デモ隊は、昨年秋あたりから、「攬炒(ランチャオ)」というスローガンを唱えるようになった。これは「ともに焼かれる」という「死なばもろとも」の意味の広東語である。デモ隊は、香港経済と香港自身を人質としたのだ。
「本格的な攬炒は、これからです。香港の中国全体に占める現在のGDPの割合は3パーセント。しかし、香港はアジアの金融センターであり、中国への投資の窓口です。中国経済をもっと焼いていくのはこれからです」(会社員男性)
彼は攬炒による自身の個人資産の損失は「問題ない」と言い切った。
いちばん大きく変わったのは、デモ隊の主役たちがいた学校なのかもしれない。香港の中学校(日本の中学・高校にあたる)は教育庁の介入によって、大きく変貌した。

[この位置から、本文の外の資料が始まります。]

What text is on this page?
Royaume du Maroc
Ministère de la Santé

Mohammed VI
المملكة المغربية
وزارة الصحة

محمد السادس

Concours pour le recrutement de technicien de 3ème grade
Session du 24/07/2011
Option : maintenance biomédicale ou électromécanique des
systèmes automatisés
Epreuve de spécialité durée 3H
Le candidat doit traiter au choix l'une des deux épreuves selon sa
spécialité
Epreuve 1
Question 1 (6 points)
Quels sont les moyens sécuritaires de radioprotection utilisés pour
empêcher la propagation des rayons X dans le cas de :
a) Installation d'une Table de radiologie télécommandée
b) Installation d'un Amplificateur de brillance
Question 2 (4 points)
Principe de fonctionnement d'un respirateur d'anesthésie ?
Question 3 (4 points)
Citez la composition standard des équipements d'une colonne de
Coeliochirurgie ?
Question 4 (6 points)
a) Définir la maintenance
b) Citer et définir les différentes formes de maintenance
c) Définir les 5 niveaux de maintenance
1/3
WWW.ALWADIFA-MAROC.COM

「学校では授業などで政治の話をしてはいけないことになりました。それが懲戒の理由にもなります。また、私たち教師がデモなどで警察に逮捕されると、証拠がなくとも、有罪にならなくとも、すぐに解雇となったのです」
教育関係者は現在の状況をこう告白した。教育界には民主派が多く、デモ参加の学生たちを守る側だった。
「現在は、コロナ対策のため、ズームでのリモート授業がメインになっていますが、ここでは政治の話は絶対にできません。生徒の親などに親中派がいて、監視していて記録に残るからです。通識教育の教科書からは『天安門』や『雨傘』などの言葉も消えたようです」
通識教育とはリベラルスタディとも言われる香港独自の社会科科目である。大陸とは違い、社会問題などを自由に生徒に討論させるなどする。天安門事件や民主主義なども扱う。
香港の学生の政治に対する問題意識の高さは、この授業に原因があるとさえ言われていた。今後、政府は大陸並みの「愛国教育法」を導入する構えのようだ。
「教育現場への圧力は相当なものです。数年後には、『共産党万歳』というような生徒ばかりになるかもしれません」
それは大陸との同化にほかならない、香港の悪夢だ。